FRAN ABRAHAMS: You say some of these cases are borderline. If you’re a Chief Executive, you’re a Chief Executive. That’s an office, isn’t it?
JOHN BRAZIER: Yes it is. And I think there are some areas I think, if you’re a Chief Executive or a Managing Director of a company, unless you’ve gone in on an interim basis to cover some sort of crisis for example, that to my mind would normally be, under normal circumstances, would be a generally speaking an employed opportunity. Yes. Absolutely. (LIVE)

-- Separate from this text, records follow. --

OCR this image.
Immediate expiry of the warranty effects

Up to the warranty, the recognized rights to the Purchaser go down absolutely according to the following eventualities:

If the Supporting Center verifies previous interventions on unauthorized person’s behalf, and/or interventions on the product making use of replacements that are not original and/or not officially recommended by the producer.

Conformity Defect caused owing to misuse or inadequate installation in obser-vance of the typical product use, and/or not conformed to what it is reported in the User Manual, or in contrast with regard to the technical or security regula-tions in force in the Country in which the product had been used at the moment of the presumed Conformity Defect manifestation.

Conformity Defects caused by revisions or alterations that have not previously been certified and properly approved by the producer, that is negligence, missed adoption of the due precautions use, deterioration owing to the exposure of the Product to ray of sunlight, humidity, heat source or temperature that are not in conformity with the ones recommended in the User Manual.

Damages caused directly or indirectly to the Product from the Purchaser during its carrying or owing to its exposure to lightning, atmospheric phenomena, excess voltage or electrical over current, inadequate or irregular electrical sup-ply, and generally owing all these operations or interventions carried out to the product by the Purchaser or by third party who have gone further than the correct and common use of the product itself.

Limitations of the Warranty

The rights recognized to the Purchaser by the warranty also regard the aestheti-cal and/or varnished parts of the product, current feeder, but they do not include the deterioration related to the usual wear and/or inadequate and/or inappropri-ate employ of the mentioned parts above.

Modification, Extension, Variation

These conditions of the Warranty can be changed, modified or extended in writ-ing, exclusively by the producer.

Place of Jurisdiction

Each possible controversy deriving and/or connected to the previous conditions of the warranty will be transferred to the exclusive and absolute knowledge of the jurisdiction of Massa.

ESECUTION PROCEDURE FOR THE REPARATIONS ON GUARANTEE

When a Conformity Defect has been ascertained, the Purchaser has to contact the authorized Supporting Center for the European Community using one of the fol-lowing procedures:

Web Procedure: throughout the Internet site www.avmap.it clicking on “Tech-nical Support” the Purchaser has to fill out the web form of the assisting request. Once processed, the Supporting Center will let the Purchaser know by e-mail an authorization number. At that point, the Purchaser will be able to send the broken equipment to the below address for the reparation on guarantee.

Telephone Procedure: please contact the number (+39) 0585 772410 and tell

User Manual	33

FRAN ABRAHAMS: But there have been questions about the use of Personal Services Companies in a wide variety of organisations. There’ve been similar arrangements in Hospital Trusts and Quangos too. And the Government has been expressing concern. Later this month, the Chief Secretary to the Treasury, Danny Alexander, is going to report to MPs on why some civil servants are paid through private companies, a review which followed the revelations about the Student Loan Company. And the Government’s also planning to announce in the Budget that there’ll be a new law to tackle the most egregious tax avoidance schemes. .. The Treasury Minister David Gauke said in a statement that the Government was devoting extra resources to collecting tax.
VOICED: “The Government has invested an extra £900 million in HM Revenue and Customs to take action against those who don’t comply with the rules, a move that we expect to bring in an extra £7 billion a year in revenue by the end of the parliament. With 200 new criminal investigators already recruited, we anticipate that they will help deliver 1000 additional prosecutions by 2015.”